[Doc-SIG] RE: directives and fields

Goodger, David dgoodger@atsautomation.com
Thu, 19 Apr 2001 11:22:52 -0400


[Edward D. Loper]
> Well at least there should be rules in the "generic parser" that say
> when directives end, so that a parser can ignore a directive if it
> doesn't understand it.  As I understood your original proposal,
> directives ended with blank lines.  I think that they should end with
> a dedent back to the indent they started at, because then they can
> include blank lines..

>From the reStructuredText spec, first draft:

"""
A comment/directive block is a text block:

- whose first line begins with '.. ' in column 1,
- whose second and subsequent lines are indented relative to the first, and
- which ends with a blank or unindented line.

...

Actions taken in response to directives and the
interpretation of data in the directive block or subsequent text block(s)
are directive- and implementation-dependent.
"""

I would only change the third list item to 'which ends with an unindented
line'.

> And I think that it should be *possible* to handle directives in a
> second pass.

Sure, if that's what the extension wants to do. The extension itself is
called during parsing. If it's tied to a post-parse process, that's its own
business.

There are essentially two types of directives: extensions, which apply to
their blocks only; and plugins, which may change the behaviour of the parser
for some defined part of the input (may be for the adjacent text block, may
be globally). Justification for plugins: it would be useful to modify the
parser's behaviour on the fly, without having to subclass. For example, a
'fields' plugin could add support for the '@' syntax, allowing
experimentation & testing. Kind of like the 'from __future__ import' hack.
;->

> I.e., I don't think we should have any directives that
> change the syntax of subsequent parts of the string, like::
>
>    This is *emph*
> 
>    .. switch-emph-and-literal
> 
>    This is *literal*

Of course, no such directive would be part of the standard package. Only a
lunatic would play games like this. But it would be a great way for people
to play with alternate syntax.

> Basically, it seems like you should be able to make a "generic" parser
> which outputs a DOM tree for the formatted docstring, with "directive"
> elements containing #CDATA (=character data, i.e., a string) like::
> 
>     <directive tag="keywords"> ... </directive>
> 
> Then a specialized parser could run the generic parser, and then
> replace all the directive elements with some other elements..

If the extension/directive wants to do this, fine. But what if it just wants
to wrap the normal behaviour of the parser with a new tag?

> The only domain I care about is formatted docstrings.

That's a big enough domain with enough controversy to make the feature
necessary. See the archives. See this discussion! :-) It's been going on for
years, you know.

> As for running out of characters to use as syntax, that's one of the
> reasons I don't like *colorizing* `like this`...  
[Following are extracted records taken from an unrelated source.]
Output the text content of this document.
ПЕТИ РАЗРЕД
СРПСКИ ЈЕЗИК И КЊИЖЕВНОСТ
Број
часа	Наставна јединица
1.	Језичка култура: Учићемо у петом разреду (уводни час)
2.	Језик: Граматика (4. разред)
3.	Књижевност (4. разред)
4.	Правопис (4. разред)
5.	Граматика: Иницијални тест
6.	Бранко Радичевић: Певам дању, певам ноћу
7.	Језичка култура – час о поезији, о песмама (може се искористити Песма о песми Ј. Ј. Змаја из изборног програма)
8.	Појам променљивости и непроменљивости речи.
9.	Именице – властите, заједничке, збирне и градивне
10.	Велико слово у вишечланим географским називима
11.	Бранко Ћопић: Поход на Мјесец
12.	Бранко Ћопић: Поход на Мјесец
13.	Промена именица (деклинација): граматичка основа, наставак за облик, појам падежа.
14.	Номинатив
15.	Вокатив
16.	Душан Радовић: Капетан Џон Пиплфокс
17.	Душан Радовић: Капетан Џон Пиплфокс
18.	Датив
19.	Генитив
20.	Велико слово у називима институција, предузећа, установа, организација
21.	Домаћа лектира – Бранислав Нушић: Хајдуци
Then implement a POD-like language or a JavaDoc-like language or whatever.
This is clearly the dividing line: do you "buy in" to the
Setext/StructuredText concept or not?

> I think that my target is a much more lightweight markup language than
> you're talking about.. or at least less powerful.  I really don't see
> the need for most of those things in docstrings.

Again, read through the archives. Everyone has different opinions, everyone
wants different levels of control. If you don't want to use a particular
feature, don't. But someone else does. Please don't limit *me*.

It is my opinion that incomplete, minimal markup schemes are doomed to
failure, because *your* minimal set of features doesn't match *my* set or
*anybody else's*. At least at the discussion level. ;-)

> > Say we add an 'SQL' extension to the parser, which performs a
> > database query and inserts the results.
> 
> Wouldn't this totally violate making the docstring readable?  And when
> would you ever want to use this when writing a docstring??

Just an example, not a serious proposal. C'mon, lighten up!

> >    .. warning::
> > 
> >        Don't *ever* press the `Self-Destruct` button.
> >        If you do, you'll be sorry.
> 
> This could be implemented as a field.

Then fields can't be restricted to the ends of docstrings -- I want a
warning in the middle! And what do fields *do*? Seems to me they're simply
descriptive, not functional. Maybe they are all we need, but please come up
with a more complete description!

> I think that external URL
> hyperlinks should be implemented with colorizing, if at all.

They're definitely required. I used readability as the overriding criterion
in making that decision. Which is more readable?

1. A hyperlink in StructuredText, inline::

      I love using the "Python":http//www.python.org programming language!

      (The URL has to be stuck next to the reference, whether it flows or
      not. The raw text looks very different from the processed!)

2. A hyperlink in reStructuredText (based on the Setext style), indirect::

      I love using the Python_ programming language!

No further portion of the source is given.